Oskar verschränkte die Arme hinter dem Kopf. »Also mit den Fingerspitzen tu ich mich schwer als Neuköllner. Falsche Sozialisation, das holt man nie wieder auf.«

»Sie haben doch die Kollegin Wehland.«

Tanja kratzte sich am Kopf. »Ich bin ja aus Westdeutschland. Kunst kann ich eher nicht. Ein Schirmständer ist für mich ein Schirmständer, auch wenn er in der Galerie steht.«

»Die Bilder von Alika verstehen sogar Sie. Zumindest an der Oberfläche. Georgische Landschaft, Religion, Kultur. Alles abstrakt natürlich.«

»Die Kollegin kommt aus der Landwirtschaft«, sagte Oskar.

»Verdammt, was können Sie überhaupt?« An Fockes Hals schwoll eine Ader. »Und das sollen meine besten Beamten sein?«

»Der Hagedorn, der hat ja studiert«, sagte Oskar.

»Nein«, brüllte Focke.

»Wie der die Leute mit seiner gebildeten Klappe um den Finger wickelt, das habe ich immer bewundert.«

»Der findet jeden«, sagte Tanja.

»Und sei es als Geist.«

»Und mit Frauen kann er, das muß man ihm lassen.«

Hinter den Bahnhof Zoo kam nie die Sonne. Sie hatten trotzdem einen Sonnenschirm aufgestellt. In seinen Jugendtagen war er einmal optimistisch rot gewesen, arthritische Reste seiner Troddeln wehten, wenn ein vorbeifahrender ICE sie anpustete.

Nicht, daß Hannas Gäste davon etwas mitbekommen hätten. Wind, Regen, Schnee und Hitze drangen nicht mehr in ihre breitgespritzten Hirne und zu ihren in Alkohol ertrinkenden Leberlappen. Aber wo sie Hilfe bekamen, das wußten sie.

Hanna liebte ihren Beruf. Nie war sie sinnvoller Ärztin gewesen als hier.
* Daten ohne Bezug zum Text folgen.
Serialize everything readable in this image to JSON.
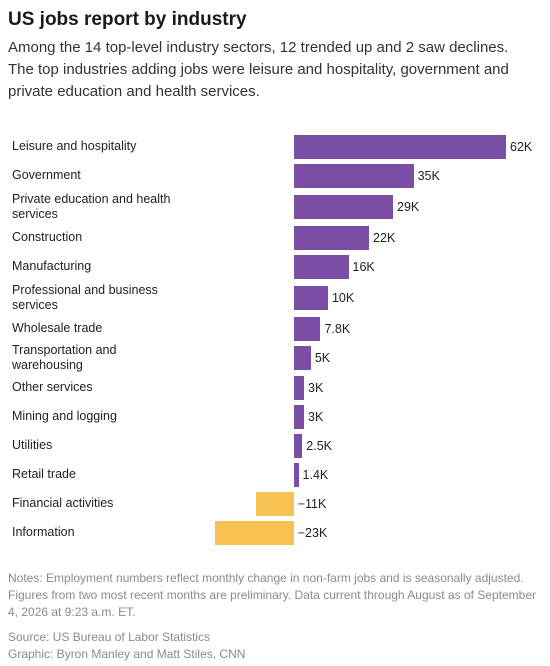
{
  "chart_data": {
    "type": "bar",
    "orientation": "horizontal",
    "title": "US jobs report by industry",
    "subtitle": "Among the 14 top-level industry sectors, 12 trended up and 2 saw declines. The top industries adding jobs were leisure and hospitality, government and private education and health services.",
    "categories": [
      "Leisure and hospitality",
      "Government",
      "Private education and health services",
      "Construction",
      "Manufacturing",
      "Professional and business services",
      "Wholesale trade",
      "Transportation and warehousing",
      "Other services",
      "Mining and logging",
      "Utilities",
      "Retail trade",
      "Financial activities",
      "Information"
    ],
    "values": [
      62000,
      35000,
      29000,
      22000,
      16000,
      10000,
      7800,
      5000,
      3000,
      3000,
      2500,
      1400,
      -11000,
      -23000
    ],
    "value_labels": [
      "62K",
      "35K",
      "29K",
      "22K",
      "16K",
      "10K",
      "7.8K",
      "5K",
      "3K",
      "3K",
      "2.5K",
      "1.4K",
      "−11K",
      "−23K"
    ],
    "color": "#7b4ea6",
    "negative_color": "#f8c153",
    "notes": "Notes: Employment numbers reflect monthly change in non-farm jobs and is seasonally adjusted. Figures from two most recent months are preliminary. Data current through August as of September 4, 2026 at 9:23 a.m. ET.",
    "source": "Source: US Bureau of Labor Statistics",
    "credit": "Graphic: Byron Manley and Matt Stiles, CNN"
  }
}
Offiziell hatte man sie, deren Approbation während eines Gerichtsverfahrens ruhte, als Putzfrau und Fahrerin eines ehemaligen Pferdetransporters eingestellt, in dessen Innerem sie als Ärztin arbeitete.

Vor zehn Jahren hatte ein Sozialarbeiter nach dem fünften Alkoholentzug mit diesem Transporter sein Leben auf den Kopf gestellt. Er las die Ankündigung einer Zwangsversteigerung, stutzte über das Sammelsurium an Ungewöhnlichkeiten, ging hin, um der trockenen Unruhe etwas Abwechslung entgegenzusetzen und wurde für dreitausendachthundertfünfundsiebzig Euro Eigentümer eines rostigen Pferdetransporters, ohne jemals geritten zu sein. Er fegte Äppel, Stroh und Hafer hinaus, baute ihn um zur Seelsorgestation für im Drogensand Gestrandete und stellte ihn hinter dem Bahnhof Zoo auf.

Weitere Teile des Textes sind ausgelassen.